Coğrafya: Sentez Disiplini (Diyagramlı)

Coğrafya: Bir Sentez Disiplini!

Coğrafyanın kendi çalışma alanına sahip olmadığı iddia edilir.

Yasaları yoktur ve bu nedenle diğer disiplinlerin alanlarını içine alır. Bazı coğrafyacılar, coğrafya konusunun büyük ölçüde diğer disiplinlerle paylaşıldığını iddia etmektedir. Bazıları ise, coğrafya konusu özel olmakla birlikte, coğrafyacıların yalnızca çalışma yerleri olduğu kanısındadır. Bununla birlikte, Ackerman tarafından verilen tanım üzerinde bir fikir birliği vardır. Ackerman, coğrafyadaki temel yaklaşımın “dünya yüzeyindeki mekan içeriğinin farklılaştırılması ve aynı evrendeki mekanın analizi” olduğunu belirtti.
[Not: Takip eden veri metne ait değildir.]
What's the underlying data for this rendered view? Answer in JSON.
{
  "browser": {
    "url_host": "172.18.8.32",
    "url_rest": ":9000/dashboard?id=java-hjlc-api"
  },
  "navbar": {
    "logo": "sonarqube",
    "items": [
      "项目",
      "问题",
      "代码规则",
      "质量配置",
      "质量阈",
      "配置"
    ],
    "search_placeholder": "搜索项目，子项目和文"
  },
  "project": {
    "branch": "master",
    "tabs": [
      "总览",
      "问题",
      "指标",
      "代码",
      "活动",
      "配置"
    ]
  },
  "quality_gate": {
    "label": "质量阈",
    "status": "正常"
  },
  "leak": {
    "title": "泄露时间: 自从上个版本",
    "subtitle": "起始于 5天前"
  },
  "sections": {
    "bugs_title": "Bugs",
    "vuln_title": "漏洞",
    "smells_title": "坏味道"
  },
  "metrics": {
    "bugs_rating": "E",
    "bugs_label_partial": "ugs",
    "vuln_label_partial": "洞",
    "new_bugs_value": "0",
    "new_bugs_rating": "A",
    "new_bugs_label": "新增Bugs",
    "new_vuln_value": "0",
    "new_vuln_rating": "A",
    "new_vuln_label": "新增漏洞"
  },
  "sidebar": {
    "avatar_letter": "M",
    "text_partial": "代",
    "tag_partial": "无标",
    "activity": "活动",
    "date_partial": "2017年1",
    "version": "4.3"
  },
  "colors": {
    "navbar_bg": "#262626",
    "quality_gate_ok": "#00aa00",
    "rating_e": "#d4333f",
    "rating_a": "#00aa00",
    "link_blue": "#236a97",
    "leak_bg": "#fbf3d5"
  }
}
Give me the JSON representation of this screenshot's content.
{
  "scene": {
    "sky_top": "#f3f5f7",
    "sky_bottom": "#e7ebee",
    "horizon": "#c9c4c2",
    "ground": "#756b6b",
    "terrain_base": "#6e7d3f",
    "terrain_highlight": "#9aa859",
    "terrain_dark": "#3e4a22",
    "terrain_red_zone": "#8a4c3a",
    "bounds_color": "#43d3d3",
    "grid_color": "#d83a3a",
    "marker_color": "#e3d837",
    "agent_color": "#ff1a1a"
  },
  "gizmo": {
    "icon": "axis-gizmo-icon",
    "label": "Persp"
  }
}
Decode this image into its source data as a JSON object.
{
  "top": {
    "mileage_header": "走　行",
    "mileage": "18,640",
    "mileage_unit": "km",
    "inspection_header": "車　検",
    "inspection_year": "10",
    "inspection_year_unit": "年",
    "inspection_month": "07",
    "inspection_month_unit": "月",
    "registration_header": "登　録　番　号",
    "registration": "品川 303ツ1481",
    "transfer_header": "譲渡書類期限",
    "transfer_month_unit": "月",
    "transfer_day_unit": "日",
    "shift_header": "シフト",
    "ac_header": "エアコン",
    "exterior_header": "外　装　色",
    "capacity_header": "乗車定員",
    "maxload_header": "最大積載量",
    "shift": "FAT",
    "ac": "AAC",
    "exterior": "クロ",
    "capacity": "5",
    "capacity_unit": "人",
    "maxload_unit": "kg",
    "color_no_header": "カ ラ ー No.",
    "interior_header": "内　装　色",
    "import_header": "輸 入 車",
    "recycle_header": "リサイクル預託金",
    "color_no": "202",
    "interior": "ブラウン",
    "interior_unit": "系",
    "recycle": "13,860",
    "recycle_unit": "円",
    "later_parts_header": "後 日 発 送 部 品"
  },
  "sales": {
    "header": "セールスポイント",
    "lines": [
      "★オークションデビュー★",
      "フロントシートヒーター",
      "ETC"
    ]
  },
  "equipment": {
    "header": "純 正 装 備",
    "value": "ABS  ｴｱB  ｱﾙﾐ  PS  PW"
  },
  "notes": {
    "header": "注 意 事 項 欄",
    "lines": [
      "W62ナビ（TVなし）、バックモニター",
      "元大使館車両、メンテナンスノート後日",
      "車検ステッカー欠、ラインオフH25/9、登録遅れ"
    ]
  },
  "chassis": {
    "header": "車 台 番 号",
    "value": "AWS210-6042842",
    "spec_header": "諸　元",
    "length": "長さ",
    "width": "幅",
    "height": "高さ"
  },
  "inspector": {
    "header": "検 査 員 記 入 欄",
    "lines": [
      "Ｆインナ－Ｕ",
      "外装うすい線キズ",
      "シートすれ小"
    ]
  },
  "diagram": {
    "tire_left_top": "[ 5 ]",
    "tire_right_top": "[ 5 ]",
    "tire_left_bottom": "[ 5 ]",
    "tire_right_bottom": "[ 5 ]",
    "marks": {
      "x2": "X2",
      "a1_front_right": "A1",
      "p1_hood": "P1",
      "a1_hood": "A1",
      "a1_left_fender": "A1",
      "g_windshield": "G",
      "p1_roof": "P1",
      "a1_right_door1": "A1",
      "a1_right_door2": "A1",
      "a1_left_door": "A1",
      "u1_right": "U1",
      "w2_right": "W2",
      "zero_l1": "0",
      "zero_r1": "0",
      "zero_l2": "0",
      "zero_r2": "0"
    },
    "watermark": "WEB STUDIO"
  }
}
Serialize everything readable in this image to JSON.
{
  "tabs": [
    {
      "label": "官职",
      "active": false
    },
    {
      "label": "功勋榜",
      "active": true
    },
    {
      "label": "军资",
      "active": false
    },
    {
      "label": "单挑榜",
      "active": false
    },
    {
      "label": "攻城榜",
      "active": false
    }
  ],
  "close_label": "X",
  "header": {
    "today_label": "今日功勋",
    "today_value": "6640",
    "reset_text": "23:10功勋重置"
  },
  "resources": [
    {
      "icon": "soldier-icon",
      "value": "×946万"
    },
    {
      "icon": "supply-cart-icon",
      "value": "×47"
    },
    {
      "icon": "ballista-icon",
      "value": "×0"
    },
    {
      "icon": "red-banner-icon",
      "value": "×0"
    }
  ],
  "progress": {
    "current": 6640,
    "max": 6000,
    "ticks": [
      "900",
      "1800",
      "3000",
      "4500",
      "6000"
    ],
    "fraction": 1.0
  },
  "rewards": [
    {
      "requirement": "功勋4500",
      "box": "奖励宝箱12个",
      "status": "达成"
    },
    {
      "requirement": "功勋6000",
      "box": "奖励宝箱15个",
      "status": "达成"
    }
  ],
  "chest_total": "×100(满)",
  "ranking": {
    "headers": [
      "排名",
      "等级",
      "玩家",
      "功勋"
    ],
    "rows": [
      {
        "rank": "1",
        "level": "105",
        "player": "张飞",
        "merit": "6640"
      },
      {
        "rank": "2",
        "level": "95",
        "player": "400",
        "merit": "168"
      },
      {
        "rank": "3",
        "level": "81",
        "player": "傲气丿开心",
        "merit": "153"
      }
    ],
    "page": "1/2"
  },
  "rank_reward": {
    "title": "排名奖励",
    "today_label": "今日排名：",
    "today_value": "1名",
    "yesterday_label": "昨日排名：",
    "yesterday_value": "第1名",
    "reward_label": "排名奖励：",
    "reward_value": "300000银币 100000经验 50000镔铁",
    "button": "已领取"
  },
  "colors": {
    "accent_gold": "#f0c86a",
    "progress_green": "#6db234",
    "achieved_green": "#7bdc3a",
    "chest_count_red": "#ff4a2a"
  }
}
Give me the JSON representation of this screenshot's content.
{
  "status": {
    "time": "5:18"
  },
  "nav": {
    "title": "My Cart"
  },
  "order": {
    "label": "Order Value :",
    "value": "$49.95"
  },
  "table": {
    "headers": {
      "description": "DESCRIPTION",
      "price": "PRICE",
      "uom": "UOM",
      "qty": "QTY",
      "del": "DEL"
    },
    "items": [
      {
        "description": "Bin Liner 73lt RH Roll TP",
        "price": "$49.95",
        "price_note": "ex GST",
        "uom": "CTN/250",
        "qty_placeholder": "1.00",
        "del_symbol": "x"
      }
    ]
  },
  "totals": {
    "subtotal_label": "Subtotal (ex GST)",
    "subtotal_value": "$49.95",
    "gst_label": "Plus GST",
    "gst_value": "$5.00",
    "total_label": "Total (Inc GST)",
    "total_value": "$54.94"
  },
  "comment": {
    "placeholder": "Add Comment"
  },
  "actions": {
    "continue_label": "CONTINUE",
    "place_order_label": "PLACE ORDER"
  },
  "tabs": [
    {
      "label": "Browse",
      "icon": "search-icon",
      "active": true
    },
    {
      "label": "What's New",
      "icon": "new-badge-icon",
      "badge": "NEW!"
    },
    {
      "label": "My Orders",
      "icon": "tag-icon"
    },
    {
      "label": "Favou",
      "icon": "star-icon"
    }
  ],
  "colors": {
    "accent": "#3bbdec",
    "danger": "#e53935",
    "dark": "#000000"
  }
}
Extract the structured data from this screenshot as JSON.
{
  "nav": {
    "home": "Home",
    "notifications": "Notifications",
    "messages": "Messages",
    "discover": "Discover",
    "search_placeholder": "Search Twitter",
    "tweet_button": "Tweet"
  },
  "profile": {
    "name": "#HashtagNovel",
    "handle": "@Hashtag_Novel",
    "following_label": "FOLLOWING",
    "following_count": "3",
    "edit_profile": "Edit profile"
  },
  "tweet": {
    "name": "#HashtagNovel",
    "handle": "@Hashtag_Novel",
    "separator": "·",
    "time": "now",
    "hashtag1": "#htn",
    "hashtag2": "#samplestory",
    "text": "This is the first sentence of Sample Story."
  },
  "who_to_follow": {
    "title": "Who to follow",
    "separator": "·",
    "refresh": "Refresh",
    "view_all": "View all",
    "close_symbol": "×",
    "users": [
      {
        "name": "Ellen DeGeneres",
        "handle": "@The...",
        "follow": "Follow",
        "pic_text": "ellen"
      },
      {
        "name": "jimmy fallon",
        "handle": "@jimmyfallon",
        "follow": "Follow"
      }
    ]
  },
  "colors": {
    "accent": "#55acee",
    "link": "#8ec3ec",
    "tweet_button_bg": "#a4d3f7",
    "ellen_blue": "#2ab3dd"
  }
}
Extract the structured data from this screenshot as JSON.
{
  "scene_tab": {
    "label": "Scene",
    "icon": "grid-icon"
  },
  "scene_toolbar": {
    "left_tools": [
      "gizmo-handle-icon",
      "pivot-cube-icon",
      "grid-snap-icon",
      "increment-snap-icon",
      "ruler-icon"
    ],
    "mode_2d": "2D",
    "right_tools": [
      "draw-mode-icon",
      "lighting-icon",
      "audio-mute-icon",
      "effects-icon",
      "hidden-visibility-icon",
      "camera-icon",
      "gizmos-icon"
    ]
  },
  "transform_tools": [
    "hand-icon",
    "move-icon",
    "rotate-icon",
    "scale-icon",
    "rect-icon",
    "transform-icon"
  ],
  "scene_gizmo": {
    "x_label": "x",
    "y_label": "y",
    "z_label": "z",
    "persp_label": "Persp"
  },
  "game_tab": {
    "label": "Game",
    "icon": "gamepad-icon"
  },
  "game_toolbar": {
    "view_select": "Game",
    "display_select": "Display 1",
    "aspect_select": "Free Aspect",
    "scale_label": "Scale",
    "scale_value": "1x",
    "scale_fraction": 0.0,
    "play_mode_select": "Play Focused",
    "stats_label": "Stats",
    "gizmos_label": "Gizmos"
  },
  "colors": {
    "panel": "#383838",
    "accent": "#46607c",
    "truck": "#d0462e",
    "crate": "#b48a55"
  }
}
Coğrafya konusunun tartışmasının üstesinden gelmek için, 1919'da Fenneman, coğrafyanın çevresini gösteren bir model hazırladı. Fenneman'ın modeli Şekil 10.2'de gösterilmiştir.

Şekil 10.2'den, bilimlerin üst üste geldiği ve aynı zamanda uzmanlaşmış, sistematik bir coğrafya dalı da temsil eden örtüşen bölgelerin her birinin diğer bazı bilimlere eşit olarak ait olduğu belirtilebilir. Örneğin jeologlar kayalarla, bitkilerle botanikçilerle, iklime sahip meteorologlarla, nüfuslu demograflarla ve ekonomik koşullarla ekonomistlerle uğraşırlar.

Bu tür çalışmalar maalesef fenomenler arasındaki genel etkileşimi göz önüne almaz. Antroposentrik bir yaklaşımla zaman ve mekandaki biyotik ve abiyotik olayların genel etkileşimini ele alan coğrafyadır. Atmosferin, litosferin, hidrosferin ve biyosferin birleştiği alan, coğrafyacıların insan-doğa ilişkisini araştırdığı bölgedir. Bu nedenle, coğrafya, diğer disiplinler üzerindeki bir tecavüzün niteliğinde gibi görünebilecek kendi çalışma alanına sahiptir. Coğrafyanın bir sentez bilimi olarak görülmesi bu özelliğinden dolayıdır. Coğrafyacılar, bir alan veya bölgedeki fiziksel ve insan olaylarının bir sentezini dener. Genel coğrafyada formüle edilen modeller ve yasalar bölgesel çalışmalarda onlar tarafından test edilmiştir.

Bölgesel sentez bilimi olarak coğrafya kavramı çok eski değil. İngiliz ve Amerikalı coğrafyacılar, coğrafyanın amaçlarını, kapsamını ve doğasını tanımlamak için sıkı egzersizler yaptılar. “Kantitatif devrim” coğrafyasının ortaya çıkışından önce, coğrafya “kısa bir teori ve uzun bir gerçek” olarak değerlendirilirdi. Bu tanıma rağmen, coğrafyada teorinin oluşturulması esastır. Burton'un ifadesiyle, teori “sayısız gerçeklerin sıralandığı elek sağlar ve onsuz gerçekler anlamsız bir karmakarışık kalır”.